Prof. Kingsley Moghalu, a former Deputy Governor of the Central Bank of Nigeria (CBN) has commended the apex bank on the proposed redesigning of the Naira.
Moghalu, a Nigerian Political Economist who gave the commendation in a statement on Saturday, October 29, in Lagos, advocated a 90-day window for implementation.
I fully support the Central Bank of Nigeria in redesigning of the Naira. If 80 per cent of bank notes in circulation are outside the banks, that is troubling.
The CBN obviously wants to force all those notes back into the banking system. Those with the notes must surrender them to get new ones or else it becomes illegal tender after Jan. 31 2023.
This is also a way to withdraw currency from circulation, an unorthodox way of tightening the money supply since the country is battling high inflation.
The flip side is that people who are holding huge amounts of cash outside the banking system for nefarious reasons will go to the parallel forex market to buy hard currency, putting further downward pressure on the value of the Naira as too much Naira will be chasing too few dollars.
The ex-CBN boss, however, expressed doubt that the step would solve inflation, “because there also are other major reasons for inflation such as the forex crisis, which this new move can exacerbate, as well as the impact of the security crisis on food price inflation.”
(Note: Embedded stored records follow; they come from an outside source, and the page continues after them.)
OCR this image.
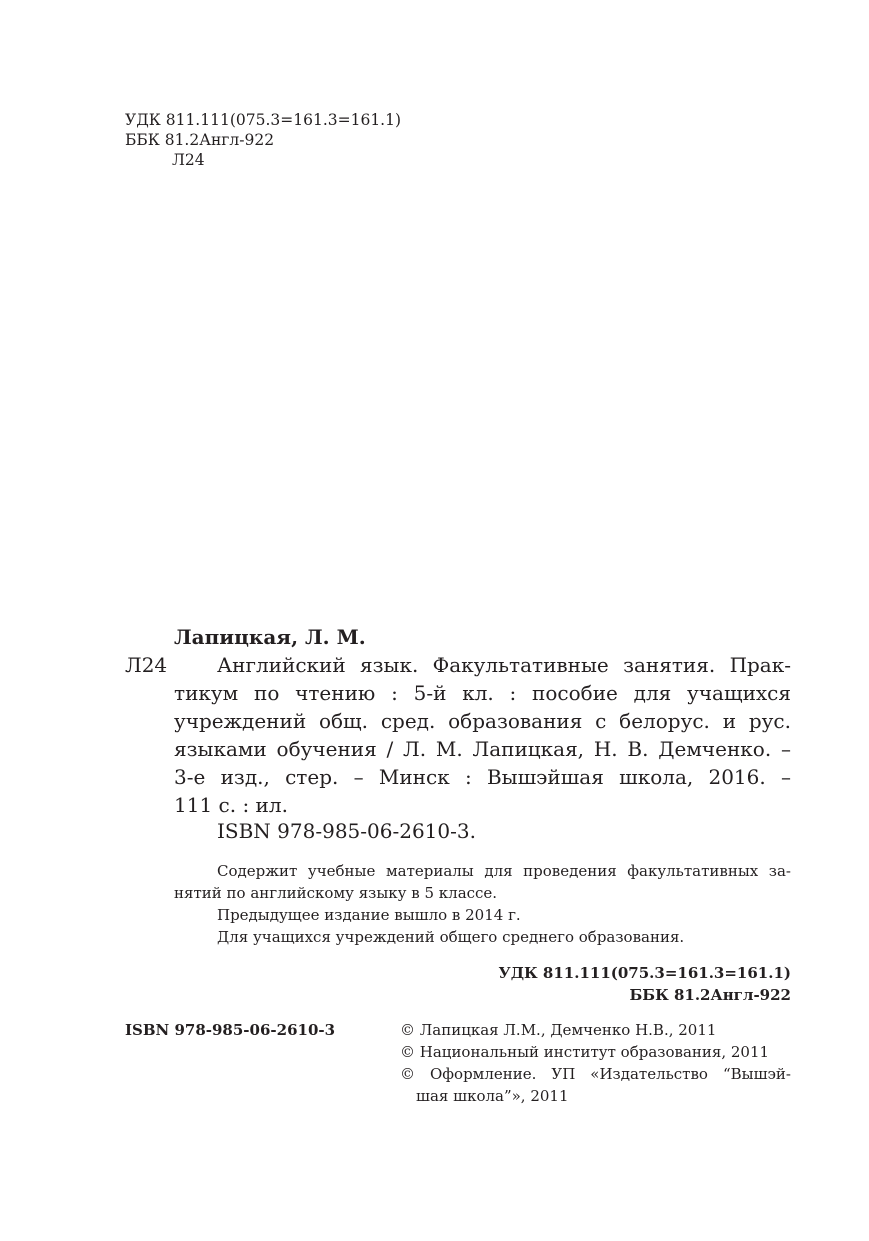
УДК 811.111(075.3=161.3=161.1)
ББК 81.2Англ-922
Л24
Лапицкая, Л. М.
Л24 Английский язык. Факультативные занятия. Прак-
тикум по чтению : 5-й кл. : пособие для учащихся
учреждений общ. сред. образования с белорус. и рус.
языками обучения / Л. М. Лапицкая, Н. В. Демченко. –
3-е изд., стер. – Минск : Вышэйшая школа, 2016. –
111 с. : ил.
ISBN 978-985-06-2610-3.
Содержит учебные материалы для проведения факультативных за-
нятий по английскому языку в 5 классе.
Предыдущее издание вышло в 2014 г.
Для учащихся учреждений общего среднего образования.
УДК 811.111(075.3=161.3=161.1)
ББК 81.2Англ-922
ISBN 978-985-06-2610-3	© Лапицкая Л.М., Демченко Н.В., 2011
© Национальный институт образования, 2011
© Оформление. УП «Издательство “Вышэй-
шая школа”», 2011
According to him, the step, however, has become necessary for national security but the window for implementation is too short.
This will put a lot of operational pressure on commercial banks and the financial system in general.
A 90-day window will have been better, but one can understand the need to avoid interfering with the elections.
The CBN on Wednesday, announced the new monetary policy to redesign N200, N500 and N1000 naira notes with effect from Dec. 15.
The Governor of the CBN, Mr Godwin Emefiele had said that the proposed redesigning of the naira could impact positively on its value.
Emefiele had said that significant hoarding of banknotes by members of the public, worsening shortage of clean and fit banknotes and increasing cases and risk of counterfeiting informed the decision.
According to him, statistics show that more than 85 per cent of currency in circulation are outside the vaults of commercial banks.
Emefiele said the new currencies and the existing ones would remain legal tender and circulate together until Jan. 31, 2023.